What happens if I miss the first session, am I obliged to sign up?
You are free to cancel. Most therapists apply a 24-48 hour cancellation policy. In emergencies there is flexibility.
My partner/family want to know about my therapy, should I tell them?
Therapy is confidential and belongs to you. Whom you share it with is your decision. Most clients tell no one at first and, over time, share it with people they trust.
Do I have to cry in therapy?
No. Some people cry, some do not; both are normal. Crying is not a sign of 'good therapy': becoming aware, getting to know yourself and changing are the real signs.
Am I making progress in my therapy, how can I tell?
At the end of the month, ask yourself: do I perceive last month's events differently now? Have I gained a new understanding? Are there small changes in my behavior? Small changes are a sign of progress; do not expect 'I have become a new person'.
Can I start therapy and then stop?
Yes. Therapy is not an obligation. By talking with your therapist you can say 'that is enough for now' and start again later.
Is online therapy enough, or should it be face-to-face?
For most situations, online therapy is sufficient and effective. For serious trauma, an intense crisis or the first sessions of couples therapy, face-to-face may be preferable.

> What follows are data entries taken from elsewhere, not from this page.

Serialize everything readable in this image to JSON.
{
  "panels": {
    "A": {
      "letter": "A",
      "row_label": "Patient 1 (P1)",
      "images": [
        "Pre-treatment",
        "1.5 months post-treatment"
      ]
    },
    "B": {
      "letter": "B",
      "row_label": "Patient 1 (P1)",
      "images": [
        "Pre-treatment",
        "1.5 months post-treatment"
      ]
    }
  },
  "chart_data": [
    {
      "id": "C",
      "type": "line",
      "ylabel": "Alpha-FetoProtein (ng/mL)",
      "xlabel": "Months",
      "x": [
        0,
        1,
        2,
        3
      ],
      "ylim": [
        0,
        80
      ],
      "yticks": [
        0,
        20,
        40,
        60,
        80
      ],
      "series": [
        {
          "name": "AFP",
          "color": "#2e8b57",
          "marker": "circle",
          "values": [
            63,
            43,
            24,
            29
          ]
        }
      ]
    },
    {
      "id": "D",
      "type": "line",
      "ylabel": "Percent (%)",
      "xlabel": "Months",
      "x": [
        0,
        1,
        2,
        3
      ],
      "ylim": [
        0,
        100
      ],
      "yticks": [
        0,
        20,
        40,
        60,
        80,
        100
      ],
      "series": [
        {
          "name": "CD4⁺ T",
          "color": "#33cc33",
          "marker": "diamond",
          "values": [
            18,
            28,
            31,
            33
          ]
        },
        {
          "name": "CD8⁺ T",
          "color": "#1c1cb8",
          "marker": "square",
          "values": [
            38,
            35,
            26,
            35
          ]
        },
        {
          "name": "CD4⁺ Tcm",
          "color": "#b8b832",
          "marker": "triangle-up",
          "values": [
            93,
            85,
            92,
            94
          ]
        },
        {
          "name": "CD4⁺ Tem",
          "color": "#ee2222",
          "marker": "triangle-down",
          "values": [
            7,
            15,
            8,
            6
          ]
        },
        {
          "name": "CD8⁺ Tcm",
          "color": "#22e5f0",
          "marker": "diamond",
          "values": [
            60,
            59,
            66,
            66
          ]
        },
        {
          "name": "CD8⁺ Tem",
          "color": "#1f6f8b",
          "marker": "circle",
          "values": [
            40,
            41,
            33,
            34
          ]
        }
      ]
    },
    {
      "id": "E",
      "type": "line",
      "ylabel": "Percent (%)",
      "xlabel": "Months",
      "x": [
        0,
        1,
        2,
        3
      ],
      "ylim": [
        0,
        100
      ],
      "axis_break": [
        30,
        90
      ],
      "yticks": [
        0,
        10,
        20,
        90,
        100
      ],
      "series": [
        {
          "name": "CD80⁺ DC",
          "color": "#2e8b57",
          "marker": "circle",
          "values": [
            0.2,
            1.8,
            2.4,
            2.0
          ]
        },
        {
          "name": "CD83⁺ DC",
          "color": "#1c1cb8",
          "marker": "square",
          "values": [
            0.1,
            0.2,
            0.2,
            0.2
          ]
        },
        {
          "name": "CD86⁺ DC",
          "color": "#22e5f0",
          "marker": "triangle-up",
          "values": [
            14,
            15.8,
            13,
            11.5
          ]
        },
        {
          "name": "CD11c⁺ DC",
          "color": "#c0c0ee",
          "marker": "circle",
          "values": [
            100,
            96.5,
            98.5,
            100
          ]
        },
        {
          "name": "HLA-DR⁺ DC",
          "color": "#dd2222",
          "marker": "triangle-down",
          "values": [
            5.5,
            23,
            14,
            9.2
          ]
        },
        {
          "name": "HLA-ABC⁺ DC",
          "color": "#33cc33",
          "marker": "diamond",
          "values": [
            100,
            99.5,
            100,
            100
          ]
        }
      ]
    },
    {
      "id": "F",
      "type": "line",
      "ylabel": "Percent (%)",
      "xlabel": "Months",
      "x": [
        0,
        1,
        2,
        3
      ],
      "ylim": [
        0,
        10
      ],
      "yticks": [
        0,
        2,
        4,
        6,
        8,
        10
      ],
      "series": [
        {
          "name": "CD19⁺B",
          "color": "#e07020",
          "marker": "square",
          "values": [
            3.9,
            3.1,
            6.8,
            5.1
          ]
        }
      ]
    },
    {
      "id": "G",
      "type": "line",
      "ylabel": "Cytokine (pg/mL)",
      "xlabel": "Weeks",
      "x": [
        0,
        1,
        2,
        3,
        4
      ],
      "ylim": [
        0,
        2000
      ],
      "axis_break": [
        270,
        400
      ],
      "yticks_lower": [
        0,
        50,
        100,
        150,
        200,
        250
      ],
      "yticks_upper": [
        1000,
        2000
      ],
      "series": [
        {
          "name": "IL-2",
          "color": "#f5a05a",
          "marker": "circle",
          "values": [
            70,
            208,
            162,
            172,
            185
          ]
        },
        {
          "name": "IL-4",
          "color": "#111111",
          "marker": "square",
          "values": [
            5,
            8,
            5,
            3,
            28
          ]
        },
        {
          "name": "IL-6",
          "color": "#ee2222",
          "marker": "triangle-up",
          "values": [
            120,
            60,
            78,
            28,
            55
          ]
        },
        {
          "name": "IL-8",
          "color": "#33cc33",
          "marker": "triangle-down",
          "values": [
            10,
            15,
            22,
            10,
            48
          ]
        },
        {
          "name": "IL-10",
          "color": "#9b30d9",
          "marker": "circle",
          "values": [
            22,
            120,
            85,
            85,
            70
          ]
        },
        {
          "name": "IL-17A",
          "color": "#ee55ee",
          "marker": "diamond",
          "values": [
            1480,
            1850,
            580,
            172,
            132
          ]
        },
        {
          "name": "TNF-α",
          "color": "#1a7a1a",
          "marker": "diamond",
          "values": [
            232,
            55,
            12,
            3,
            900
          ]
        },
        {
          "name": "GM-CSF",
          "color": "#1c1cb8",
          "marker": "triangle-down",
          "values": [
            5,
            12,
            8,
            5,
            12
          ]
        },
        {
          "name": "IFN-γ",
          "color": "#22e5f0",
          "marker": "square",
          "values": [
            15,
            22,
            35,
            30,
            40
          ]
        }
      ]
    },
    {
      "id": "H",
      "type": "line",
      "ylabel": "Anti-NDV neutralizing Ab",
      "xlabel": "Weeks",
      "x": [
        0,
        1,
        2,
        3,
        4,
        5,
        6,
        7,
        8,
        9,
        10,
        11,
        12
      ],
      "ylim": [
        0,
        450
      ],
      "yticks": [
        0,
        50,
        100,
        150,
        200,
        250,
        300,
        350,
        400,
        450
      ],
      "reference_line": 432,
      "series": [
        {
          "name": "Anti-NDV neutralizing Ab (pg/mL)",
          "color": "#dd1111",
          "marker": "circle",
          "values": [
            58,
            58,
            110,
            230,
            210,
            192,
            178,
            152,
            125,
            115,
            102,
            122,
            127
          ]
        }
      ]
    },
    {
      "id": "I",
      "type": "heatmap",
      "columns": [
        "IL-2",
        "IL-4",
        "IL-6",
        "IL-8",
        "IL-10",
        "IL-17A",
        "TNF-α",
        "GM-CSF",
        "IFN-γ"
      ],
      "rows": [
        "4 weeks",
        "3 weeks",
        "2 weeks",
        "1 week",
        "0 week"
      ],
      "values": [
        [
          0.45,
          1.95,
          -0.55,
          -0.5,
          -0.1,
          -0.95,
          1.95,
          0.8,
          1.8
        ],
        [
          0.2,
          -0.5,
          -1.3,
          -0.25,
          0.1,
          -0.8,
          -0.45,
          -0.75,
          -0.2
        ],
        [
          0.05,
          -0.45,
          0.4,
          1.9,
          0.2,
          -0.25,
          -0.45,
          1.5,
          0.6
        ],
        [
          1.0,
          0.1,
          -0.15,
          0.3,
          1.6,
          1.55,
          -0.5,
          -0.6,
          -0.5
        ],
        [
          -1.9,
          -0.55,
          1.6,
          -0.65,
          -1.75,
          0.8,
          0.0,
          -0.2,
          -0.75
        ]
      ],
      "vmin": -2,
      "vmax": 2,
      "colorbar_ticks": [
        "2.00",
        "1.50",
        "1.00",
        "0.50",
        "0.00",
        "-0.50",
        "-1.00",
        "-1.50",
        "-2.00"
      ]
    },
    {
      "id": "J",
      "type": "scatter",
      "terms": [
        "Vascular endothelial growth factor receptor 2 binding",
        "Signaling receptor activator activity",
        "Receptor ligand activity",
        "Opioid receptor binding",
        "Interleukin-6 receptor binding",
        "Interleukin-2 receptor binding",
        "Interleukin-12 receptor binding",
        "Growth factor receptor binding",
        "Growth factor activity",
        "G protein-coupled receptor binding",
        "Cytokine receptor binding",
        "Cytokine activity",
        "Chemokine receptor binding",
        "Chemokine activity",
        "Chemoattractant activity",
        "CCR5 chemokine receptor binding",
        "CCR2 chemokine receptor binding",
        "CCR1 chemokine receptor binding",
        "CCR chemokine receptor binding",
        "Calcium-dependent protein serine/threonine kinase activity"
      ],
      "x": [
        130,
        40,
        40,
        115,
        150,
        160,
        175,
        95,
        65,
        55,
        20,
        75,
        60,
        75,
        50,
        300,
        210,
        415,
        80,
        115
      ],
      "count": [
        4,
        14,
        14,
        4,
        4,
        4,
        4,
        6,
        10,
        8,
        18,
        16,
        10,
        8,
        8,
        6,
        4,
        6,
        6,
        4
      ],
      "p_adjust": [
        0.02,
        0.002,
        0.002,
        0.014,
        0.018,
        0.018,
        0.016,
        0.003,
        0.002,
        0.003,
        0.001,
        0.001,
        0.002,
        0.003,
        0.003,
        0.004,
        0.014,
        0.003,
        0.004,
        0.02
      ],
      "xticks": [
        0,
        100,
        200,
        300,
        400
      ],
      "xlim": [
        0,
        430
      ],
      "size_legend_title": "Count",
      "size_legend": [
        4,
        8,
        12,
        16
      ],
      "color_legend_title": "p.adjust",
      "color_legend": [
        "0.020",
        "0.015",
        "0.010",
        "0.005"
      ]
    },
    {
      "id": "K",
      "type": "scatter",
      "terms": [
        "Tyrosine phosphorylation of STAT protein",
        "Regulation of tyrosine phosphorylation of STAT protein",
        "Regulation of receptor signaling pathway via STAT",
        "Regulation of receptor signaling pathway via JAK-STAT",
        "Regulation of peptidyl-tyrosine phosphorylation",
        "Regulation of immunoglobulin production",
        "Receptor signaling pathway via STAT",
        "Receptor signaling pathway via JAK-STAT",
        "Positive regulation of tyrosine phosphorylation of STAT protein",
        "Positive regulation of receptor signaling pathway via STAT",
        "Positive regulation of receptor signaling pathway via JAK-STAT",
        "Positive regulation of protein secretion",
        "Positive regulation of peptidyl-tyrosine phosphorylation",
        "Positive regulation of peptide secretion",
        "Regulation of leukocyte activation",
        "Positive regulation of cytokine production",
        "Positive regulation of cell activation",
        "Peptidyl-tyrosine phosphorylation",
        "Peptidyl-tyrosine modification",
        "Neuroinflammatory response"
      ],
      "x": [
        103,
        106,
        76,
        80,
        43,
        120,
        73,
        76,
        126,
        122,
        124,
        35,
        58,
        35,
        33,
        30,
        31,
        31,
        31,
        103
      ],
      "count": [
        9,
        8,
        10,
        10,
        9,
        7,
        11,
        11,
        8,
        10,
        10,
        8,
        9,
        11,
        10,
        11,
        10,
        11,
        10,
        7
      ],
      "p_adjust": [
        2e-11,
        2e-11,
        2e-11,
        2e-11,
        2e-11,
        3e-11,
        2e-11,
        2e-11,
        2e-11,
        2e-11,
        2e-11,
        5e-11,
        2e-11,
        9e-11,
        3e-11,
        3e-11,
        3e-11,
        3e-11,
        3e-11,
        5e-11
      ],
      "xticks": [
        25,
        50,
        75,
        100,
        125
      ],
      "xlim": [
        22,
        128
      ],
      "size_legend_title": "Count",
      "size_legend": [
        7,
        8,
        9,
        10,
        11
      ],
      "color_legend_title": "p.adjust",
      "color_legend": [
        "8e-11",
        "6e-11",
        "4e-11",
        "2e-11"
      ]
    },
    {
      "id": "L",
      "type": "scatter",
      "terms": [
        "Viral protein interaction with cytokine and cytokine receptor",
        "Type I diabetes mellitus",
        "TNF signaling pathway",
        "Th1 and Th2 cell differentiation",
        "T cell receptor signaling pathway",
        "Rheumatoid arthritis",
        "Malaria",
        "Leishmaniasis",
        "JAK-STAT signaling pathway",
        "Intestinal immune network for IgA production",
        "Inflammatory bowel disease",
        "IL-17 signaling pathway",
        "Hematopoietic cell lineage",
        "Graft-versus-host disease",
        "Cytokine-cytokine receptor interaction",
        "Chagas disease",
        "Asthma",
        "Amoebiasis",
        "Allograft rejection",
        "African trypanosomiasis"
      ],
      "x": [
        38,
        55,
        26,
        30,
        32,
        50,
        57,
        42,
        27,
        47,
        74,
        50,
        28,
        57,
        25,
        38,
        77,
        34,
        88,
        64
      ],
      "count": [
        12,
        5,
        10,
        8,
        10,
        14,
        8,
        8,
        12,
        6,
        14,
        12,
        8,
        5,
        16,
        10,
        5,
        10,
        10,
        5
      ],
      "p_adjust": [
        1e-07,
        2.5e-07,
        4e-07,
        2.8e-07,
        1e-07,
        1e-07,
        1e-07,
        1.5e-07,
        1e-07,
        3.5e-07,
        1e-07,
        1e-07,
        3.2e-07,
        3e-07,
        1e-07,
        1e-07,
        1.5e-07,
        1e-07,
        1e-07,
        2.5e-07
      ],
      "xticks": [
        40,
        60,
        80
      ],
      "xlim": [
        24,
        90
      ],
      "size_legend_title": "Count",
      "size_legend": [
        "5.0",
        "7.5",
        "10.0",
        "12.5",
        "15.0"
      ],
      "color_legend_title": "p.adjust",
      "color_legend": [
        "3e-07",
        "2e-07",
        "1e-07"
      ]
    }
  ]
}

What is the difference between a psychologist, a psychotherapist and a psychiatrist?
Psychologist: someone with a degree in psychology who can carry out testing and assessment. Clinical psychologist/psychotherapist: someone with a master's in clinical psychology and therapy training who can practice psychotherapy. Psychiatrist: a medical doctor and specialist in psychiatry, who can prescribe medication and provide medical treatment.
How should I begin?
Compare the criteria with your own situation, research a therapist, make contact with a first call or message, and go to the first session. The first session is simply an introduction; the decision to continue or not is up to both of you.
A final word
If you have read this article this far, you probably already know that you need therapy. Somewhere inside you have long since made this decision; you are only waiting to give yourself permission.
The truth I have seen in my 18 years of practice: the vast majority of people who decide to start therapy later say 'I wish I had started sooner', and very few say 'I regret it'. And what they say after their first sessions is usually this: 'What a relief. Someone really listened to me.'
Going to therapy is not a big decision, but a small, brave step. Often the greatest battle is won by taking that first step; the rest follows in its natural flow. And always remember: asking for help is not weakness, it is the smartest investment you can make in yourself.
Clinical and emergency boundaries
This article is intended solely for general psycho-education and does not replace a diagnosis or personal treatment advice. In the event of an acute crisis, a risk of self-harm or a threat to safety, contact 112, your huisarts (general practitioner) or the huisartsenpost (out-of-hours GP service) in the Netherlands. To talk, the helpline 113 Zelfmoordpreventie (0800-0113) is available day and night.